Optimization of the Solid Oxide Fuel Cell Anode by Tape Casting

doi:10.3724/SP.J.1077.2014.13235

Abstract

Abstract: The scandia-stabilized zirconia (SSZ) electrolyte supported by Ni-YSZ anode was prepared by tape casting and co-firing techniques. In order to improve the electrochemical activity, a Ni-SSZ anode active layer was introduced between the supporting anode and the electrolyte film. The anode activity was optimized by adjusting the thickness and mass ratio of SSZ: NiO in the active layer. The pore distribution and porosity of supporting anode were optimized by comparing the performance of cells with different content of pore former in the supporting anode. As a result, the thickness of active layer was optimized to be 35 μm, with w(SSZ):w(NiO)=1:1, and 10wt% carbon as anode pore former.
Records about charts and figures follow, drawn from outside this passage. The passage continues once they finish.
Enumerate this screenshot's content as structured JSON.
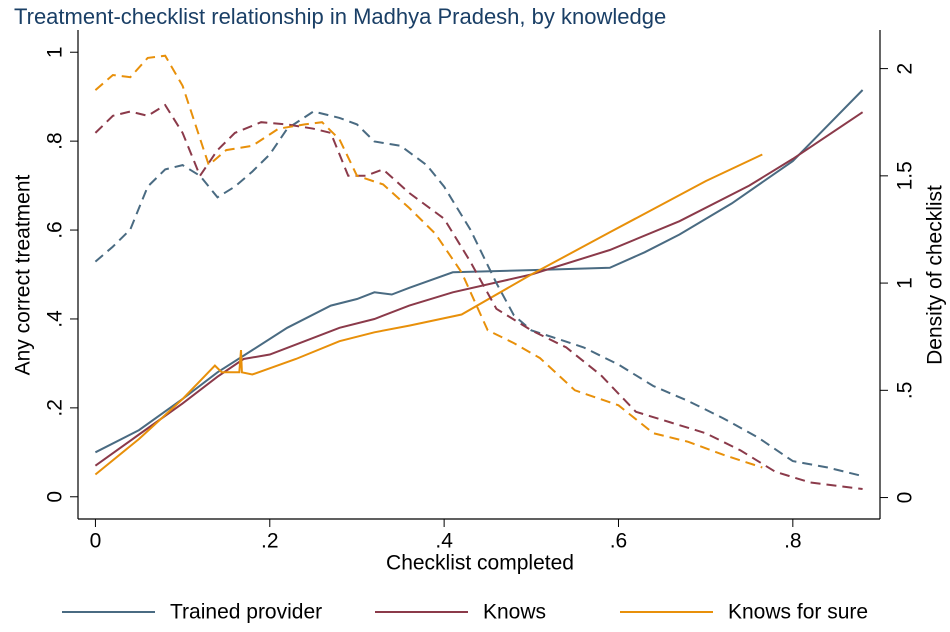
{
  "chart_data": {
    "type": "line",
    "title": "Treatment-checklist relationship in Madhya Pradesh, by knowledge",
    "x_label": "Checklist completed",
    "y_label": "Any correct treatment",
    "y2_label": "Density of checklist",
    "xlim": [
      -0.02,
      0.9
    ],
    "xticks": [
      0,
      {
        "value": 0.2,
        "label": ".2"
      },
      {
        "value": 0.4,
        "label": ".4"
      },
      {
        "value": 0.6,
        "label": ".6"
      },
      {
        "value": 0.8,
        "label": ".8"
      }
    ],
    "ylim": [
      -0.05,
      1.05
    ],
    "yticks": [
      0,
      {
        "value": 0.2,
        "label": ".2"
      },
      {
        "value": 0.4,
        "label": ".4"
      },
      {
        "value": 0.6,
        "label": ".6"
      },
      {
        "value": 0.8,
        "label": ".8"
      },
      1
    ],
    "y2lim": [
      -0.1,
      2.18
    ],
    "y2ticks": [
      0,
      {
        "value": 0.5,
        "label": ".5"
      },
      1,
      1.5,
      2
    ],
    "series": [
      {
        "name": "Trained provider",
        "color": "#4a6b82",
        "style": "solid",
        "x": [
          0,
          0.05,
          0.1,
          0.14,
          0.18,
          0.22,
          0.27,
          0.3,
          0.32,
          0.34,
          0.36,
          0.41,
          0.5,
          0.59,
          0.63,
          0.67,
          0.73,
          0.8,
          0.88
        ],
        "values": [
          0.1,
          0.15,
          0.22,
          0.28,
          0.33,
          0.38,
          0.43,
          0.445,
          0.46,
          0.455,
          0.47,
          0.505,
          0.51,
          0.515,
          0.55,
          0.59,
          0.66,
          0.755,
          0.915
        ]
      },
      {
        "name": "Knows",
        "color": "#8b3a4a",
        "style": "solid",
        "x": [
          0,
          0.05,
          0.1,
          0.14,
          0.17,
          0.2,
          0.24,
          0.28,
          0.32,
          0.36,
          0.41,
          0.5,
          0.59,
          0.67,
          0.75,
          0.8,
          0.88
        ],
        "values": [
          0.07,
          0.14,
          0.21,
          0.27,
          0.31,
          0.32,
          0.35,
          0.38,
          0.4,
          0.43,
          0.46,
          0.5,
          0.555,
          0.62,
          0.7,
          0.76,
          0.865
        ]
      },
      {
        "name": "Knows for sure",
        "color": "#e8900a",
        "style": "solid",
        "x": [
          0,
          0.05,
          0.1,
          0.137,
          0.145,
          0.165,
          0.167,
          0.168,
          0.18,
          0.23,
          0.28,
          0.32,
          0.36,
          0.42,
          0.5,
          0.59,
          0.7,
          0.765
        ],
        "values": [
          0.05,
          0.13,
          0.22,
          0.295,
          0.28,
          0.28,
          0.33,
          0.28,
          0.275,
          0.31,
          0.35,
          0.37,
          0.385,
          0.41,
          0.5,
          0.595,
          0.71,
          0.77
        ]
      },
      {
        "color": "#4a6b82",
        "style": "dashed",
        "axis": "y2",
        "x": [
          0,
          0.02,
          0.04,
          0.06,
          0.08,
          0.1,
          0.12,
          0.14,
          0.16,
          0.18,
          0.2,
          0.22,
          0.25,
          0.28,
          0.3,
          0.32,
          0.35,
          0.38,
          0.4,
          0.43,
          0.46,
          0.48,
          0.5,
          0.53,
          0.56,
          0.6,
          0.64,
          0.68,
          0.72,
          0.76,
          0.8,
          0.84,
          0.88
        ],
        "values": [
          1.1,
          1.17,
          1.25,
          1.45,
          1.53,
          1.55,
          1.5,
          1.4,
          1.45,
          1.52,
          1.6,
          1.72,
          1.8,
          1.77,
          1.74,
          1.66,
          1.64,
          1.55,
          1.45,
          1.25,
          1.0,
          0.85,
          0.78,
          0.74,
          0.7,
          0.62,
          0.52,
          0.45,
          0.37,
          0.28,
          0.17,
          0.14,
          0.1
        ]
      },
      {
        "color": "#8b3a4a",
        "style": "dashed",
        "axis": "y2",
        "x": [
          0,
          0.02,
          0.04,
          0.06,
          0.08,
          0.1,
          0.12,
          0.14,
          0.16,
          0.19,
          0.22,
          0.25,
          0.27,
          0.29,
          0.31,
          0.33,
          0.36,
          0.4,
          0.43,
          0.46,
          0.5,
          0.54,
          0.58,
          0.62,
          0.66,
          0.7,
          0.74,
          0.78,
          0.82,
          0.88
        ],
        "values": [
          1.7,
          1.78,
          1.8,
          1.78,
          1.83,
          1.7,
          1.5,
          1.62,
          1.7,
          1.75,
          1.74,
          1.72,
          1.7,
          1.5,
          1.5,
          1.53,
          1.42,
          1.3,
          1.1,
          0.88,
          0.78,
          0.7,
          0.57,
          0.4,
          0.35,
          0.3,
          0.22,
          0.12,
          0.07,
          0.04
        ]
      },
      {
        "color": "#e8900a",
        "style": "dashed",
        "axis": "y2",
        "x": [
          0,
          0.02,
          0.04,
          0.06,
          0.08,
          0.1,
          0.13,
          0.15,
          0.18,
          0.21,
          0.24,
          0.26,
          0.28,
          0.3,
          0.33,
          0.36,
          0.39,
          0.42,
          0.45,
          0.48,
          0.51,
          0.55,
          0.6,
          0.64,
          0.68,
          0.72,
          0.765
        ],
        "values": [
          1.9,
          1.97,
          1.96,
          2.05,
          2.06,
          1.92,
          1.55,
          1.62,
          1.64,
          1.72,
          1.74,
          1.75,
          1.67,
          1.5,
          1.46,
          1.35,
          1.23,
          1.05,
          0.78,
          0.72,
          0.65,
          0.5,
          0.43,
          0.3,
          0.26,
          0.2,
          0.14
        ]
      }
    ]
  }
}
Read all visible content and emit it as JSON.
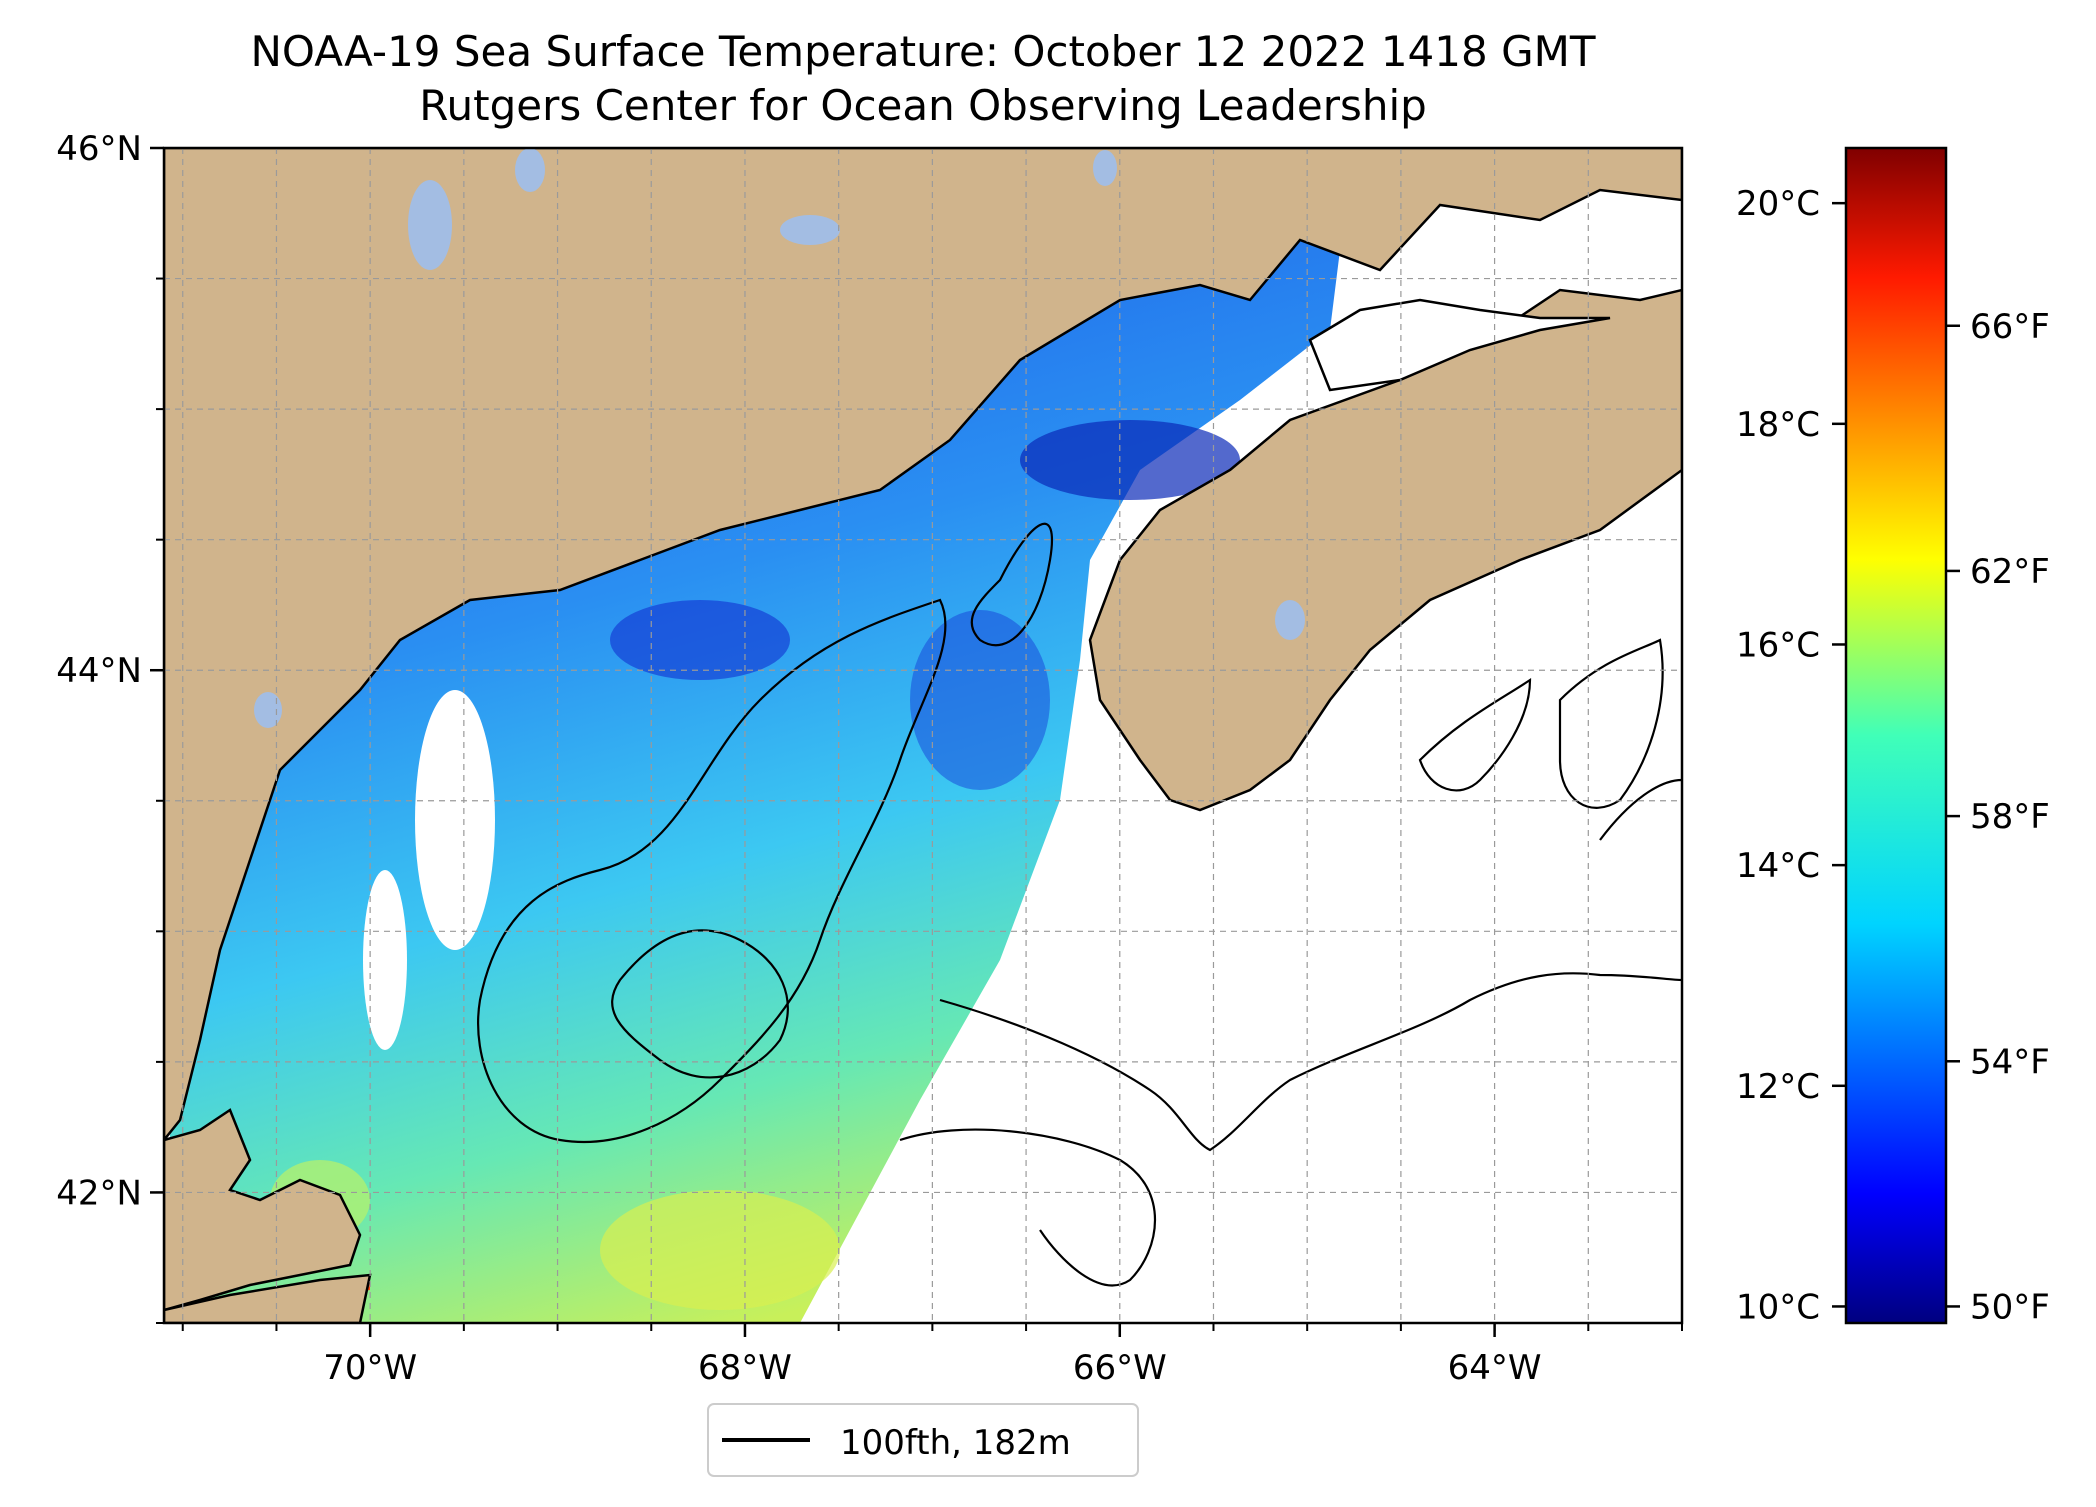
{
  "title": {
    "line1": "NOAA-19 Sea Surface Temperature: October 12 2022 1418 GMT",
    "line2": "Rutgers Center for Ocean Observing Leadership"
  },
  "map": {
    "lat_ticks": [
      {
        "value": 46,
        "label": "46°N"
      },
      {
        "value": 44,
        "label": "44°N"
      },
      {
        "value": 42,
        "label": "42°N"
      }
    ],
    "lon_ticks": [
      {
        "value": -70,
        "label": "70°W"
      },
      {
        "value": -68,
        "label": "68°W"
      },
      {
        "value": -66,
        "label": "66°W"
      },
      {
        "value": -64,
        "label": "64°W"
      }
    ],
    "lon_range": [
      -71.1,
      -63.0
    ],
    "lat_range": [
      41.5,
      46.0
    ],
    "land_color": "#d0b48c",
    "lake_color": "#a3bde3",
    "grid": "dashed"
  },
  "legend": {
    "label": "100fth, 182m"
  },
  "colorbar": {
    "celsius_ticks": [
      {
        "value": 20,
        "label": "20°C"
      },
      {
        "value": 18,
        "label": "18°C"
      },
      {
        "value": 16,
        "label": "16°C"
      },
      {
        "value": 14,
        "label": "14°C"
      },
      {
        "value": 12,
        "label": "12°C"
      },
      {
        "value": 10,
        "label": "10°C"
      }
    ],
    "fahrenheit_ticks": [
      {
        "value": 66,
        "label": "66°F"
      },
      {
        "value": 62,
        "label": "62°F"
      },
      {
        "value": 58,
        "label": "58°F"
      },
      {
        "value": 54,
        "label": "54°F"
      },
      {
        "value": 50,
        "label": "50°F"
      }
    ],
    "range_c": [
      9.85,
      20.5
    ],
    "colormap": "jet"
  }
}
The composite cathode of LSM-SSZ was prepared by screen printing and sintering method, and the maximum power density of single cell as high as 0.96 W/cm² was obtained at 750℃. The performance was about 2.3 times higher than what previously reported by our group.

Key words: solid oxide fuel cell, anode active layer, optimization, tape casting

CLC Number:

TG174

LUO Ting, SHI Jian, WANG Shao-Rong, ZHAN Zhong-Liang. Optimization of the Solid Oxide Fuel Cell Anode by Tape Casting[J]. Journal of Inorganic Materials, 2014, 29(2): 203-208.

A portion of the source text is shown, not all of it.